Americans Don't Identify With Meat, Poultry Nutrition Facts

Americans Don't Identify With Meat, Poultry Nutrition Facts

Consumers don't realize nutritional qualities of meat and poultry, new Harris Poll for American Meat Institute finds

Most consumers don't recognize the nutrition benefits that meat and poultry offer, according to a recent survey conducted online by Harris Poll for the American Meat Institute.

In the poll, 12% of consumers correctly identified meat and poultry as the only natural source of Vitamin B12. Twenty percent said cruciferous vegetables such as broccoli and cauliflower were the natural source of B12 and 13% thought the correct answer was citrus fruit. Neither of these foods contain Vitamin B12.

Related: Dietician Pens Meat Benefits Brochure

Consumers don't realize nutritional qualities of meat and poultry, new Harris Poll for American Meat Institute finds

Vitamin B12 deficiency is relatively common, especially among older people, according to the Harvard Health Blog. The National Health and Nutrition Examination Survey estimated that 3.2% of adults over age 50 have a seriously low B12 level, and up to 20% may have a borderline deficiency, AMI reports.

Iron, protein recommendations
AMI's survey also showed consumers don't know that the body absorbs more iron from meat and poultry than from other foods.

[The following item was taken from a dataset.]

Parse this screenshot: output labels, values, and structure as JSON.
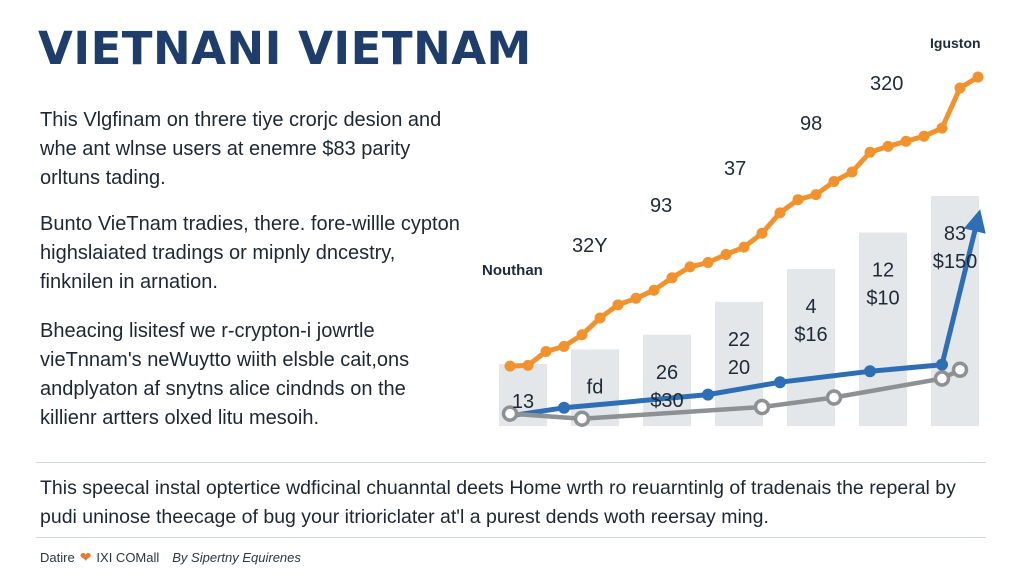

Meat and poultry contain "heme" iron, the most absorbable form, but 52% of consumers incorrectly thought the body absorbed the most iron from spinach, kale and other leafy greens, which are high in iron, but contain the less absorbable "non-heme" form. Only 17% correctly named meat, poultry and fish.

Adequate iron intake is important because the Centers for Disease Control and Prevention identifies iron deficiency anemia as the most common nutritional deficiency in the United States, AMI said.

When asked which food groups Americans consume at the recommended levels, one in three (31%) consumers said the protein group. According to USDA, this group, which includes meat, poultry, seafood and beans is the only one consumed in the correct amount. Twenty-two percent answered grains, 21% answered dairy and 20% answered fats, oils and sweets.

Nearly half of consumers – 48% -- said they did not know.

Related: Meat Interests Make the Case for Protein

AMI says the findings are similar to research by NPD Group, which found that most consumers agree that protein is necessary in a healthy diet, but three quarters of consumers said they didn't know the recommended daily amount.

In general, men and women need between 46 and 56 grams of protein per day, AMI says.